Join Nancy Drew in the Bahamas

— -- For families planning a staycation instead of a vacation, how about taking a virtual trip to the Caribbean? With the newest Nancy Drew computer mystery, families join Nancy and her best friends George and Bess for a mystery set in an ecotourism resort in the Bahamas.

In Nancy Drew: Ransom of the Seven Ships, the lush island setting creates a beautiful backdrop for a mystery involving the kidnapping of Bess and the hunt for a 300-year-old treasure.

As with all of the Nancy Drew mysteries from Her Interactive, you become the famous teenage sleuth and see the world from a first-person perspective as if you were Nancy Drew. You explore the island paradise by driving, walking, and even sailing. You will also scuba dive and go spelunking.

As a detective, you must explore the resort island and look for clues. You can choose to interrogate the few people you meet by using a drop-down menu to control the conversation. But the more helpful hints will come from the resort's pet parrot, which can be coaxed to speak if given fruit. Fruit is won by playing games with the island's super-intelligent monkeys.

In addition to exploration and investigation, you will encounter a number of puzzles that you must solve to move the story forward. For example, when you find a treasure chest under the sea while scuba diving, you must solve a Sudoku-type puzzle using nine colors (instead of numbers) to open the lock. Some of the puzzles are about decoding secret writings, while others are about lining up mirrors so that a light beam can navigate a dark space.

The island used to be home to a monkey research facility that taught the island's monkeys rudimentary communication and how to play three minigames. Now abandoned, these monkeys still remember how to play games. One is a game about throwing coconuts, another about placing colored pieces in logical patterns, and the last is a board game. If you beat the monkeys at these games, they will reward you with fruit and needed objects that they have pilfered.

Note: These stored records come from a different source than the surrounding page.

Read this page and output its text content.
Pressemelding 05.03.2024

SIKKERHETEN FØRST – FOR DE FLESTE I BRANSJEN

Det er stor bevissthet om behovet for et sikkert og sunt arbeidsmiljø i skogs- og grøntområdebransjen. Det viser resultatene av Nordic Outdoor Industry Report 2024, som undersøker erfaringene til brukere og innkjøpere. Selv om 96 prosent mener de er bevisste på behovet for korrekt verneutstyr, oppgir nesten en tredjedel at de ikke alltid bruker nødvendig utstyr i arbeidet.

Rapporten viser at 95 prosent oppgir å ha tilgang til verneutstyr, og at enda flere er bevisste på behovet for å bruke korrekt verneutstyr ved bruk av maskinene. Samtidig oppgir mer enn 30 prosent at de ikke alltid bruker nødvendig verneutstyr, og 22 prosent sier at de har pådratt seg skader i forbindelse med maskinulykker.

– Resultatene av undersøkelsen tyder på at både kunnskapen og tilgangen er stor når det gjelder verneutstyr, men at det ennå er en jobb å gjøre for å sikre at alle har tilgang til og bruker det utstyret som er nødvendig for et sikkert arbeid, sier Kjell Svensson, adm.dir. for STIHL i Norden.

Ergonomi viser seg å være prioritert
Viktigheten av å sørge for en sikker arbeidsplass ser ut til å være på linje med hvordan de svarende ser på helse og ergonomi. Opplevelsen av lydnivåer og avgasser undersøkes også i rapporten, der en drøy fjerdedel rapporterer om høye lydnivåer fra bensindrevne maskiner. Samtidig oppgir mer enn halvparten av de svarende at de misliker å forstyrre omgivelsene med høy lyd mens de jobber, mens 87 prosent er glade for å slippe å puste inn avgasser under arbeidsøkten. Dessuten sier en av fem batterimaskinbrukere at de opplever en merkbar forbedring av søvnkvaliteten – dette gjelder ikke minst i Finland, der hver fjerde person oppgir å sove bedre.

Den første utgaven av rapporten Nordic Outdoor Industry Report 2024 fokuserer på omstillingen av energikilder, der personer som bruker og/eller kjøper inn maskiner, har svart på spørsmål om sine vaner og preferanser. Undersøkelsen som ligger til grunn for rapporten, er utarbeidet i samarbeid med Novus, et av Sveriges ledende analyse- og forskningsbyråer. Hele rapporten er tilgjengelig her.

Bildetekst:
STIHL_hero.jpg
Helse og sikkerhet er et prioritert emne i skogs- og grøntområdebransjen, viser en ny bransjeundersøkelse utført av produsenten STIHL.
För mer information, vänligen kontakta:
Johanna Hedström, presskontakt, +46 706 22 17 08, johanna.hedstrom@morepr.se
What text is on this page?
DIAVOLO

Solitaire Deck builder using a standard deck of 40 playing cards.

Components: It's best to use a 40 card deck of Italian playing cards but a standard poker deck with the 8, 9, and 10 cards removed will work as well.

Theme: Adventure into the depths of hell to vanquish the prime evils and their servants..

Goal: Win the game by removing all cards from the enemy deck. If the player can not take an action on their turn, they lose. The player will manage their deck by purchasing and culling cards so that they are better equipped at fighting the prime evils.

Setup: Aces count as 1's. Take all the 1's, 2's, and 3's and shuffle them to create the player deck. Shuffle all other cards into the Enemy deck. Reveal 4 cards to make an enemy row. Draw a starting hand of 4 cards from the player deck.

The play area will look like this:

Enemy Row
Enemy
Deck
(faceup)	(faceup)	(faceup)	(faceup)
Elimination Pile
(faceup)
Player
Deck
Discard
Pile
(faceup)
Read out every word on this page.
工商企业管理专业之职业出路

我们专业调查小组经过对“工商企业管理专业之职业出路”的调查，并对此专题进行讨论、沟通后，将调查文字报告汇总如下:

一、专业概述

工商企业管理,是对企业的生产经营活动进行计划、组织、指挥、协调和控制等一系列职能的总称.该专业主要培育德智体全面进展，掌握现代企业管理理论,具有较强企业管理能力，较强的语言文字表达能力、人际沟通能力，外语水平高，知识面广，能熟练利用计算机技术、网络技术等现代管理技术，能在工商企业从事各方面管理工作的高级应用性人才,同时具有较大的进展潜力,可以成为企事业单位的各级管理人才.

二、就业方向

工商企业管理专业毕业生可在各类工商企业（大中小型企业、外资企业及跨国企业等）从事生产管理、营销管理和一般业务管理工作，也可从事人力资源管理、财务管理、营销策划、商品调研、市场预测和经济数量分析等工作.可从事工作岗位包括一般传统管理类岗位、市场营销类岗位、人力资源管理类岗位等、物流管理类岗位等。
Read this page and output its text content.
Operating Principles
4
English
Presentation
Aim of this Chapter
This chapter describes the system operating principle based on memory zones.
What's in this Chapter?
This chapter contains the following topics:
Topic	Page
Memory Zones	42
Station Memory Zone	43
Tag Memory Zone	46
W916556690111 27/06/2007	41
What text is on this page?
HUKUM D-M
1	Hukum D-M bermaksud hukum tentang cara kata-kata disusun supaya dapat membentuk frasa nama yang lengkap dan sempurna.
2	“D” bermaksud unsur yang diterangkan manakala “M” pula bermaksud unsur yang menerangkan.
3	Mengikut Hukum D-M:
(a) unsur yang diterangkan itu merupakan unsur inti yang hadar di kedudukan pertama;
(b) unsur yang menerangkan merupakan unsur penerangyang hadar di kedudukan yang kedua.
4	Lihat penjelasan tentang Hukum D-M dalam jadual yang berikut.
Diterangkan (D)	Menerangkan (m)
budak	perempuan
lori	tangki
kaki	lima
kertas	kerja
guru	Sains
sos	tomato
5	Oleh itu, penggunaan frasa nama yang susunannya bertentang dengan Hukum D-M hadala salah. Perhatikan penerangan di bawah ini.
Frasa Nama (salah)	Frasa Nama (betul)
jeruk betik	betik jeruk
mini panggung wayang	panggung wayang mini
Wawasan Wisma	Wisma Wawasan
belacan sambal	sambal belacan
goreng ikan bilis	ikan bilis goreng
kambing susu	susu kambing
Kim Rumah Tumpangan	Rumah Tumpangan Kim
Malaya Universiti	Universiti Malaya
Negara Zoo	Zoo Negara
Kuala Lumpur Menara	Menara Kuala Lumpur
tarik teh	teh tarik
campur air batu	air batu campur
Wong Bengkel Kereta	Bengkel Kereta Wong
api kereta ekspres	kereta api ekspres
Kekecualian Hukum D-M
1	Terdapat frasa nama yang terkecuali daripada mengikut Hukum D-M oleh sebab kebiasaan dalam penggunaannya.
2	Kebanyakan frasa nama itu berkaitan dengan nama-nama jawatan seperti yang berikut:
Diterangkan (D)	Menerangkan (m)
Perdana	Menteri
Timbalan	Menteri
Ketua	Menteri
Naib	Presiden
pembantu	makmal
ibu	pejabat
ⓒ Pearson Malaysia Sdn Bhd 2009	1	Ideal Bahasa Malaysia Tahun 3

As with the earlier Nancy Drew games, this game is available on two levels of difficulty. And it has a refreshing mechanic that, when you take a risk that causes a fatal mistake, you are automatically returned to the point before your error. You will face some harrowing situations involving stinging jellyfish, running out of air while scuba diving and having a cave collapse on you.

For fans of this series, Ransom of the Seven Ships is more about puzzles and navigating your environment, and less about solving a mystery by talking to others. The mystery does provide a nice variety of things to do, from having you climb up cliffs to find bat caves to diving underwater to rummage through the remains of a shipwreck. But if you like solving mysteries by talking to a variety of characters, you won't find much of that kind of game play here.

The puzzles are varied, and most are neatly incorporated into the game play. The decoding is particularly well done because, as you experiment with which symbols stand for which letters, the alphabet is available to you to automatically place in slots above the symbols. On the other hand, the amount of time permitted to solve the Sudoku-type puzzle seemed inadequate; and it forced us to have to draw out the puzzle on paper to solve it instead of doing so in the game.

The bottom line is that this is an entertaining mystery for fans and newbies to this series. It is the kind of game that parents and kids can play together. And its seaside vistas will make you feel like you are on vacation. Not bad for $20.